I really like my AP. But I went into it knowing that the brand has no track record or history like S&W, Ruger, Colt or even Charter Arms. So there is no doubt at all that it is a bit of a gamble in a hobby/sport where folks consider that the product should work reliably for decade after decade. If you buy an AP you'll be taking a risk as well.
Out of around 300 rounds shot so far with mine the gun has been 100%. And unlike Jetcocked's experience mine does not have excessive play or seem like it's going to break anything any time soon. I only recently got the extra moon clips so I'm hoping to use the gun more frequently very soon. In fact I plan on using it in a Speed Steel match tomorrow which will pile on another 180 to 200 rounds.
In your case since it's your first revolver I'd strongly suggest you stick to S&W or Ruger. And my own preference is to go with S&W for the nicer trigger pull. And this isn't just brand loyalty since I've got both brands. Ruger triggers have a little "click" in the DA pull where the cylinder stop bolt is released. This felt click telltales that the hammer is about to break. And that can lead to a flinch. The S&W trigger does not give this same click in the trigger which is why I feel that the S&W is a slightly better option.
But more importantly you'll be buying a better known reputation for long term reliability. And for a first gun of any sort that counts for much.
There is a part of the trigger mechanism that catches if you do not let the trigger move the full length of travel. It might just be that I am a new shooter, but it surprises me that this revolver is not capable of the same trigger reset drill that a semi auto pistol is.
Hey Jetcocked, it's NOT a semi auto so I'm not sure why you would think that it would work that way. Since you're trying to work the "reset" I'm guessing that you're shooting in DA mode. You need to realise that it's not only re-setting the hammer but also the LONG travel of the hand which has to be fully back to the forward position to allow it to catch on the next cylinder pawl so it can advance the cylinder. There's no recoiling slide to do that for you like in a semi. There's NO revolver which lets you only reverse the trigger mid way and pull again. In DA mode they ALL require a full release so the action will reset.

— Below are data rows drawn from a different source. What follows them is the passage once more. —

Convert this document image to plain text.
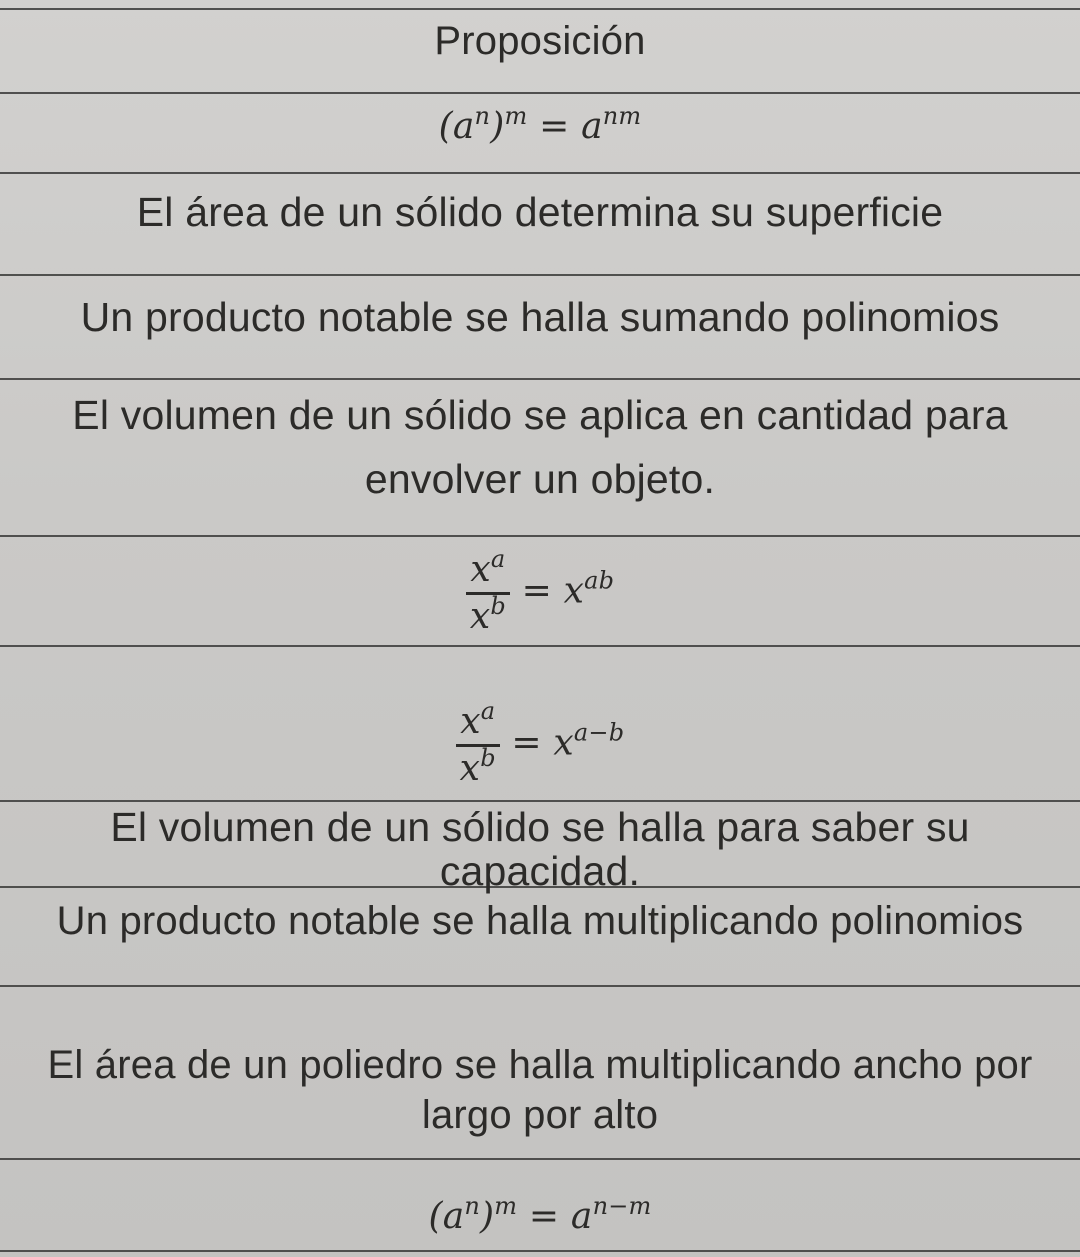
Proposición
$(a^n)^m = a^{nm}$
El área de un sólido determina su superficie
Un producto notable se halla sumando polinomios
El volumen de un sólido se aplica en cantidad para
envolver un objeto.
$\frac{x^a}{x^b} = x^{ab}$
$\frac{x^a}{x^b} = x^{a-b}$
El volumen de un sólido se halla para saber su
capacidad.
Un producto notable se halla multiplicando polinomios
El área de un poliedro se halla multiplicando ancho por
largo por alto
$(a^n)^m = a^{n-m}$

If the works did reset earlier in the trigger stroke then the stroke needed to advance the cylinder and #### the mainspring would become MUCH harder. Remember that the work you do during the trigger pull on a revolver is doing all the work that the recoil does in a semi auto. The simple rule of "mechanical advantage" says that to make the effort lighter that it be done over a longer distance. So that's why the trigger pull in DA mode is so long and why there's no "mid travel" reset. Well.... .there IS a reset point. But the one you're looking for occurs when the trigger is just a hair from fully forward. And I do mean a "hair". The slop you feel before the trigger stiffens is all there is. And it's very little to the point of being almost nonexistent.
As for cleaning the gun every 50 rounds I'm going to guess that you got the rimfire version. Someone else noted that the chambers were snug fitting so that even a few shots made the casings stick. This isn't just an AP thing. I've got a S&W 17 that does exactly the same thing. I just bring along a .22 caliber bore brush on a short extension cleaning rod and brush out the chambers when they begin getting sticky and harder to eject the empties. Buying slightly better ammo helps too. Bulk ammo seems to be sloppy on tolerances and fits tighter as a result. Buying the better stuff such as CCI Standard Velocity or Remington Target and they fit better with easier ejection. But again this is a rimfire thing. The center fire calibers do not get as easily stuck. I can shoot many hundreds of rounds from the center fire revolvers before loading or ejection becomes an issue.
Why is it that snug? It's for accuracy. To hold the rounds accurately and seal well the amount of play compared to the round diameter has to be a given % of the casing diameter. And since rimfire cases are so small the play has to be smaller to hold the rounds accurately. But the fouling is the same size regardless so they chambers foul and get sticky more easily. Some folks polish out the chambers to enlarge them slightly. But it's likely that if not done well that accuracy will suffer. It's easier and less risky to carry a cleaning brush and simply brush away the fouling after half a dozen cylinders worth of shooting.
The gun gets hot? Again that's certainly not an AP thing. It's not a rimfire vs center fire thing either. It's simply a revolver thing. They ALL get almost too hot to hold if you shoot 3 or more cylinders worth of ammo back to back. And there's so much metal in the cylinder that they stay hot for a good 5 minutes afterwards.
You don't notice it as much with the semi autos because the slide insulates you from the barrel where the heat is. But given multiple magazines you'll feel it come through the slide and the guns again stay warm for quite a while.